A cautionary tale

Wed Dec 4 04:16:40 EST 2013

Hi all

There is no question at the end of this, it is just an account of a couple 
of days in the life of a programmer (me). I just felt like sharing it. Feel 
free to ignore.

The business/accounting system I am writing involves a lot of reading data 
from a database, and if changed, writing it back again.

There are a number of data types involved - string, integer, decimal, 
boolean, date, datetime. I currently support PostgreSQL, MS SQL Server, and 
sqlite3. In all cases, they have a DB-API 2.0-compliant adaptor which 
handles the conversion to and from python objects transparently.

Over the last year or so I have added two new types.
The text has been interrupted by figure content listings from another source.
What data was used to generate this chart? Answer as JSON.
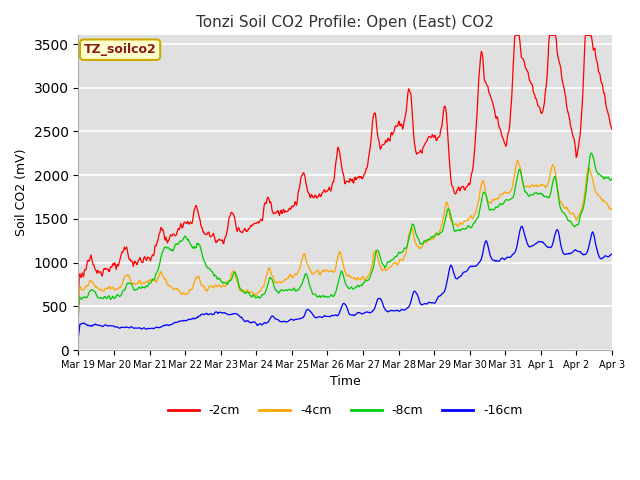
{
  "title": "Tonzi Soil CO2 Profile: Open (East) CO2",
  "xlabel": "Time",
  "ylabel": "Soil CO2 (mV)",
  "ylim": [
    0,
    3600
  ],
  "yticks": [
    0,
    500,
    1000,
    1500,
    2000,
    2500,
    3000,
    3500
  ],
  "legend_label": "TZ_soilco2",
  "series_labels": [
    "-2cm",
    "-4cm",
    "-8cm",
    "-16cm"
  ],
  "series_colors": [
    "#ff0000",
    "#ffa500",
    "#00cc00",
    "#0000ff"
  ],
  "background_color": "#ffffff",
  "plot_bg_color": "#e0e0e0",
  "grid_color": "#ffffff",
  "tick_labels": [
    "Mar 19",
    "Mar 20",
    "Mar 21",
    "Mar 22",
    "Mar 23",
    "Mar 24",
    "Mar 25",
    "Mar 26",
    "Mar 27",
    "Mar 28",
    "Mar 29",
    "Mar 30",
    "Mar 31",
    "Apr 1",
    "Apr 2",
    "Apr 3"
  ]
}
I added a JSON type, to 
handle 'lists' and 'dicts', and an XML type to handle more complex 
structures. In both cases they are stored in the database as strings, so I 
have to handle the conversions myself.

I don't allow direct access to the objects, as they can be affected by 
various business rules, so I use getters and setters. For the new types, I 
used the getter to convert from the string to the underlying object, and the 
setter to convert it back to a string.

Then a couple of days ago I decided that this was not the correct place to 
do it - it should be done when reading from and writing to the database. 
That way the data is always represented by the underlying object, which can 
be passed around without worrying about conversions.

It was a bit of effort, as I had to add extra getters and setters to handle 
the transfer between the database and the program, and then over-ride them 
in the case of the new data types to provide the required functionality. But 
after a few hours of hunting down all the places that required changes, 
testing, fixing errors, etc, it seemed to be working fine, so I thought I 
could carry on with the meat of my program.

Then I noticed that certain changes were not being written back to the 
database. After some investigation, I found the error in a part of my 
program that I have not had to look at for ages. When reading data in from 
the database, I preserve a copy of the original value. When saving, I 
compare that to the current value when deciding which columns need updating. 
I do this in the obvious way -

    on reading -
        orig_value = value

    on saving -
       if value != orig_value:
            this one needs updating

Have you spotted the deliberate mistake yet? In the case of a JSON list, 
orig_value and value point to the same, mutable, list. So when I compare 
value with orig_value, they are always the same, whether changes have been 
made or not!

The obvious answer is to store a copy of the list. It was not so obvious 
where to make the change, as there were other implications. Eventually I 
decided to over-ride the 'getter' for the JSON type, and return copy(value) 
instead of value. That way if it is changed and then put back using the 
'setter', the two objects are no longer equal. I have made that change, done 
some more testing, and for now it seems ok.

So have the last couple of days been a waste of time? I don't think so. Is 
the program a bit cleaner and conceptually sounder? I hope so.

Why am I telling you all this? No particular reason, just thought some of 
you might find it interesting.

Frank Millman